WASHINGTON – The Federal Deposit Insurance Corporation (FDIC) Board of Directors today delayed the compliance date of certain provisions under the FDIC’s Sign and Advertising Rule.
Specifically, the delay applies to requirements related to the display of the FDIC’s official sign on insured depository institutions’ (IDIs) digital channels, as well as to provisions related to IDIs’ automated teller machines (ATMs) and like devices.
On December 20, 2023, the FDIC adopted a final rule that amended the FDIC’s signage and advertisement requirements for IDIs. Full compliance with these amendments was scheduled to take effect on May 1, 2025. Today’s Board action postpones the compliance date for sections 328.4 and 328.5 of the rule to March 1, 2026.
The FDIC plans to use the additional time to propose adjustments to the regulation. Consistent with Section 18 of the FDI Act, the FDIC will continue to promote proper disclosure of FDIC insurance. However, the new requirements to display the FDIC official digital sign continue to generate questions regarding implementation, and may result in consumer confusion.
The remaining provisions in the rule will still take effect on May 1, 2025. The move by the FDIC Board of Directors has left many in the financial industry scrambling to understand the implications of the delay. As one industry expert noted, “The delay may lead to confusion among consumers and potentially harm the integrity of the financial system.”
The FDIC has stated that it will continue to work with IDIs to ensure compliance with the rule.

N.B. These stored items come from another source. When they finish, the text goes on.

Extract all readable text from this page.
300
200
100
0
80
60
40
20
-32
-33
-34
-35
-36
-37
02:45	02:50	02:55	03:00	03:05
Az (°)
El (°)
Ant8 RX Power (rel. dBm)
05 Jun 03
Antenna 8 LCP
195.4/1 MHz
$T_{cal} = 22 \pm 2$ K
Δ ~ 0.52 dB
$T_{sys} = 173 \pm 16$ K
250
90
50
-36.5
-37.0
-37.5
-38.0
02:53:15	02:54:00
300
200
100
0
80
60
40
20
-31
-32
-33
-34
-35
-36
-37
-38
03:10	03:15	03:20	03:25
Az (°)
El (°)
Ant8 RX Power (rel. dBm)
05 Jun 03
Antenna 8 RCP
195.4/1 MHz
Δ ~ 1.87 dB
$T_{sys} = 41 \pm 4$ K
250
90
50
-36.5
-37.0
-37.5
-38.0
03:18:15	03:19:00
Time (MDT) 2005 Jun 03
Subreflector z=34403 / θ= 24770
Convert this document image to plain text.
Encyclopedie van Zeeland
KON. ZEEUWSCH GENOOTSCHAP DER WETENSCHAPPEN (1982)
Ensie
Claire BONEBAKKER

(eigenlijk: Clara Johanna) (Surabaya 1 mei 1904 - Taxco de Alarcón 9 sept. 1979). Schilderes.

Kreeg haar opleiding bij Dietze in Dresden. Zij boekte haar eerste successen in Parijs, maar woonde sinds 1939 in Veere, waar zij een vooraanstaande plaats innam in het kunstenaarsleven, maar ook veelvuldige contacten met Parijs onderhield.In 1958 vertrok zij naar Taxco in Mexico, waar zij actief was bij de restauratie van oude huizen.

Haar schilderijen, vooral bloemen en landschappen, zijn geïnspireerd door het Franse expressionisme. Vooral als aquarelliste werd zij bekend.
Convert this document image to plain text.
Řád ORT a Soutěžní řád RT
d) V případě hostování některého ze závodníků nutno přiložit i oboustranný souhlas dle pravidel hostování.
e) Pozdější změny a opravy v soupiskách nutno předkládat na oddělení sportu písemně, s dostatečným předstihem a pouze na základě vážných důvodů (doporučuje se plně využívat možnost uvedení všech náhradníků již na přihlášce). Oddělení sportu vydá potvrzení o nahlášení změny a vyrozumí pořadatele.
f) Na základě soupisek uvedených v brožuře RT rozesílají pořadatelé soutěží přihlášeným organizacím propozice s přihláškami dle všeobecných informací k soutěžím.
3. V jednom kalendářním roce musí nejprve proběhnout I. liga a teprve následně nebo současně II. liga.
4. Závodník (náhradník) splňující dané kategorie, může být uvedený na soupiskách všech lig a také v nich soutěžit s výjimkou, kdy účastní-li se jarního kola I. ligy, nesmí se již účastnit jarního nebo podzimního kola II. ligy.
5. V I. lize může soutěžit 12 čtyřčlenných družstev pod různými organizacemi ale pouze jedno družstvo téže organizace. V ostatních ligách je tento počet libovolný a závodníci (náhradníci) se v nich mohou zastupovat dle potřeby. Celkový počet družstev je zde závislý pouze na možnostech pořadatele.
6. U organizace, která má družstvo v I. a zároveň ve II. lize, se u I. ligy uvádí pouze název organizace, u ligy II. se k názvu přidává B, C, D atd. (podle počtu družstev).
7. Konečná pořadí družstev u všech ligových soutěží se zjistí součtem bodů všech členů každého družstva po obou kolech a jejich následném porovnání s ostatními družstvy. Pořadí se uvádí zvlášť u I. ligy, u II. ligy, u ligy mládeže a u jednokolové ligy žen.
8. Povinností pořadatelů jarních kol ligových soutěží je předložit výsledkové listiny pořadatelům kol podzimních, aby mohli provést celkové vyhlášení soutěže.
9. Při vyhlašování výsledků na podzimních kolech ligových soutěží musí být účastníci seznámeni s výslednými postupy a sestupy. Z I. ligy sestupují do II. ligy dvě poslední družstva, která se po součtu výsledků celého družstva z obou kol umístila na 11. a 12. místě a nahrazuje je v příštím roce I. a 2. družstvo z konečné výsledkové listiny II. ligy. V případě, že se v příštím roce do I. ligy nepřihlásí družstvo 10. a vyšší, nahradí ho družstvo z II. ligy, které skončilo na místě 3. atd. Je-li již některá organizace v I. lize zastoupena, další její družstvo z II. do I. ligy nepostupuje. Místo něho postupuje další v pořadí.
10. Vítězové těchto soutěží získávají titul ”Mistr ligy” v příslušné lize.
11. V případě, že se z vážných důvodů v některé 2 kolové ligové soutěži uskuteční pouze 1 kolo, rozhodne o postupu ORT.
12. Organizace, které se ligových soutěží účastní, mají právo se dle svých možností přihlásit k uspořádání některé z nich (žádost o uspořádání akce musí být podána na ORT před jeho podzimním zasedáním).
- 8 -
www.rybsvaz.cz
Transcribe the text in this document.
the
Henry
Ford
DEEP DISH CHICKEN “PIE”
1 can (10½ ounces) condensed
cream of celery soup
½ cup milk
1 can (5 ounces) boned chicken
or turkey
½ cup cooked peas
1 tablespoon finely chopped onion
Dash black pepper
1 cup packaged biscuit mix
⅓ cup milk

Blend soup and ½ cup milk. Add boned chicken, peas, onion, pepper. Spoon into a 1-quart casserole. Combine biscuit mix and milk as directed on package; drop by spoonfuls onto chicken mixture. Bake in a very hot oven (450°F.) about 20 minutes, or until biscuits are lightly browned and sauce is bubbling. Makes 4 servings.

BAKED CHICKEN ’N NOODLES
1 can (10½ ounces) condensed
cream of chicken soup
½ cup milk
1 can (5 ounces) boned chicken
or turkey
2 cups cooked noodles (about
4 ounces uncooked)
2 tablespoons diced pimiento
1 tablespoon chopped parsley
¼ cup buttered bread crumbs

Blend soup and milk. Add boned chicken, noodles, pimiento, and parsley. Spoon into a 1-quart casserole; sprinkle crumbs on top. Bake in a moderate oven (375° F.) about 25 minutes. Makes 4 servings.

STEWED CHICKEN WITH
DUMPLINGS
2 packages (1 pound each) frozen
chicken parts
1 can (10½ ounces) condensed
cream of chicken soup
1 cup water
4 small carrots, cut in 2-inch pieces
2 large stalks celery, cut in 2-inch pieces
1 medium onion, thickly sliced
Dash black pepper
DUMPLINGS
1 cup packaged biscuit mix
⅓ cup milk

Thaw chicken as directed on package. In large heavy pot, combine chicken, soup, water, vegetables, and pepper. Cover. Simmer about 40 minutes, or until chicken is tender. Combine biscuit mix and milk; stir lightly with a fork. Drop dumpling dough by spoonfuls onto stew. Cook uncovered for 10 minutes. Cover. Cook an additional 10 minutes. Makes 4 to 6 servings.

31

The agency has also promised to provide further guidance on the delayed provisions in the coming months.
In a statement released earlier today, the FDIC said, “The FDIC is committed to ensuring that all IDIs are aware of the requirements of the Sign and Advertising Rule and are working to implement the necessary changes to comply with the rule.”
The delayed provisions of the rule will not affect the overall framework of the Sign and Advertising Rule, which remains in place to promote transparency and fairness in the financial industry.
The FDIC has faced criticism in the past for its handling of financial regulations. The agency has been accused of being too lenient in its enforcement of financial rules, leading to concerns about the safety and soundness of the financial system.
As the FDIC continues to navigate the complex landscape of financial regulation, one thing is clear: the agency must prioritize transparency and accountability in its decision-making process.
Only time will tell if the FDIC’s decision to delay the compliance date will have a lasting impact on the financial industry.